The meteoric rise of Alex Baldock epitomises how retail is changing.

Although his father was a chairman of M&S, Baldock was formerly a banker. His first role in retail came when he was appointed chief executive of home shopping giant Shop Direct in 2012.

Five years later, the transformation he wrought there earned him the Clarity Retail Leader of the Year award at the Retail Week Awards.

Now, 12 months on, he is taking the helm at a high-profile public company as chief executive of Dixons Carphone.

At Shop Direct, Baldock reshaped the business to make it a pioneer in online retail.

Catalogues went out the window and personalisation was prioritised. The possibilities of new technology were exploited to the max, and the changes were reflected in rising sales and profits.

The dramatic turnaround in Shop Direct’s fortunes and its trail-blazing adoption of technology were due in part to his ‘outsider’s’ eye.

He looked beyond traditional retail as he reinvented Shop Direct, drawing upon industries such as banking and gaming for insight and pulling inspiration from businesses at the forefront of digital change.

“I’m nobody’s idea of a retail lifer, that’s true enough,” Baldock told Retail Week when he was interviewed about his award.

However, retail lifers would no doubt agree with his view of strong leadership: “Strategic clarity, relentless execution and the ability to get people to follow.”

While he was determined to drive dramatic change, it was thought through. “There were a series of bold decisions but they didn’t feel like gambles,” he said.

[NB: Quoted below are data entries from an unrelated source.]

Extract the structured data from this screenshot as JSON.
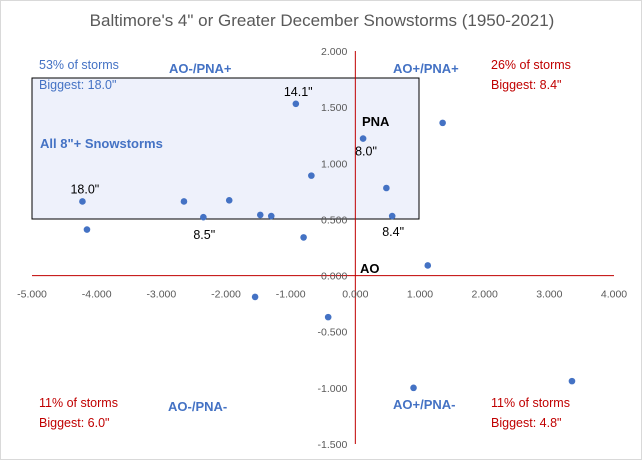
{
  "chart_data": {
    "type": "scatter",
    "title": "Baltimore's 4\" or Greater December Snowstorms (1950-2021)",
    "xlabel": "",
    "ylabel": "",
    "xlim": [
      -5,
      4
    ],
    "ylim": [
      -1.5,
      2
    ],
    "x_ticks": [
      "-5.000",
      "-4.000",
      "-3.000",
      "-2.000",
      "-1.000",
      "0.000",
      "1.000",
      "2.000",
      "3.000",
      "4.000"
    ],
    "y_ticks": [
      "2.000",
      "1.500",
      "1.000",
      "0.500",
      "0.000",
      "-0.500",
      "-1.000",
      "-1.500"
    ],
    "axis_labels": {
      "x_axis": "AO",
      "y_axis": "PNA"
    },
    "grid": false,
    "point_color": "#4472c4",
    "axis_color": "#c00000",
    "series": [
      {
        "x": [
          -4.22,
          -4.15,
          -2.65,
          -2.35,
          -1.95,
          -1.47,
          -1.3,
          -0.92,
          -0.8,
          -0.68,
          -0.42,
          -1.55,
          0.12,
          0.48,
          0.57,
          1.12,
          1.35,
          0.9,
          3.35
        ],
        "y": [
          0.66,
          0.41,
          0.66,
          0.52,
          0.67,
          0.54,
          0.53,
          1.53,
          0.34,
          0.89,
          -0.37,
          -0.19,
          1.22,
          0.78,
          0.53,
          0.09,
          1.36,
          -1.0,
          -0.94
        ]
      }
    ],
    "point_labels": [
      {
        "text": "18.0\"",
        "x": -4.22,
        "y": 0.66
      },
      {
        "text": "8.5\"",
        "x": -2.35,
        "y": 0.52
      },
      {
        "text": "14.1\"",
        "x": -0.92,
        "y": 1.53
      },
      {
        "text": "8.0\"",
        "x": 0.12,
        "y": 1.22
      },
      {
        "text": "8.4\"",
        "x": 0.57,
        "y": 0.53
      }
    ],
    "highlight_box": {
      "x_range": [
        -5,
        1
      ],
      "y_range": [
        0.5,
        1.75
      ],
      "label": "All 8\"+ Snowstorms"
    },
    "quadrants": {
      "top_left": {
        "name": "AO-/PNA+",
        "share": "53% of storms",
        "biggest": "Biggest: 18.0\""
      },
      "top_right": {
        "name": "AO+/PNA+",
        "share": "26% of storms",
        "biggest": "Biggest: 8.4\""
      },
      "bottom_left": {
        "name": "AO-/PNA-",
        "share": "11% of storms",
        "biggest": "Biggest: 6.0\""
      },
      "bottom_right": {
        "name": "AO+/PNA-",
        "share": "11% of storms",
        "biggest": "Biggest: 4.8\""
      }
    }
  }
}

At Dixons Carphone, expect a similar relentless push to adapt to contemporary and future shoppers.

Time of change

Baldock joins at a time of change. Dixons and Carphone Warehouse were merged in 2014 on the promise of creating a business consummately positioned to equip customers for, and help them navigate, the digitally connected world.

For a while all went well, but the retailer has been thrown off course by changes in the mobile phone market – ironic, given how much of their lives people now live on their devices.

A profit warning and a share price in the doldrums are testament to the need for action, and the retailer has already pledged a “simpler, less capital-intensive” mobiles business.

Baldock will start with a blank piece of paper. Dixons Carphone, more than many retailers, was made in the image of its boss, the ever-ebullient Seb James who is now off to lead Boots.

“Baldock will bring no emotional or intellectual baggage to the role, but a cool detachment and a reliance on data”

Many of the team that built Dixons Carphone have already departed, or will also be leaving – finance boss Humphrey Singer, for instance, is heading to M&S.

Once a newcomer to etail, Baldock must now get to grips with multichannel retail.

He won’t have things easy, as others with an online background, such as Debenhams chief executive Sergio Bucher, have found when attempting to recast companies with a big bricks-and-mortar presence.

Baldock will bring no emotional or intellectual baggage to the role, but a cool detachment and a reliance on data.

As retail continues to adapt to the shifting landscape, expect more leaders like Baldock to emerge, who may not have trodden the traditional shopfloor-to-boardroom route.

Some will lament that change, but no one can ignore it.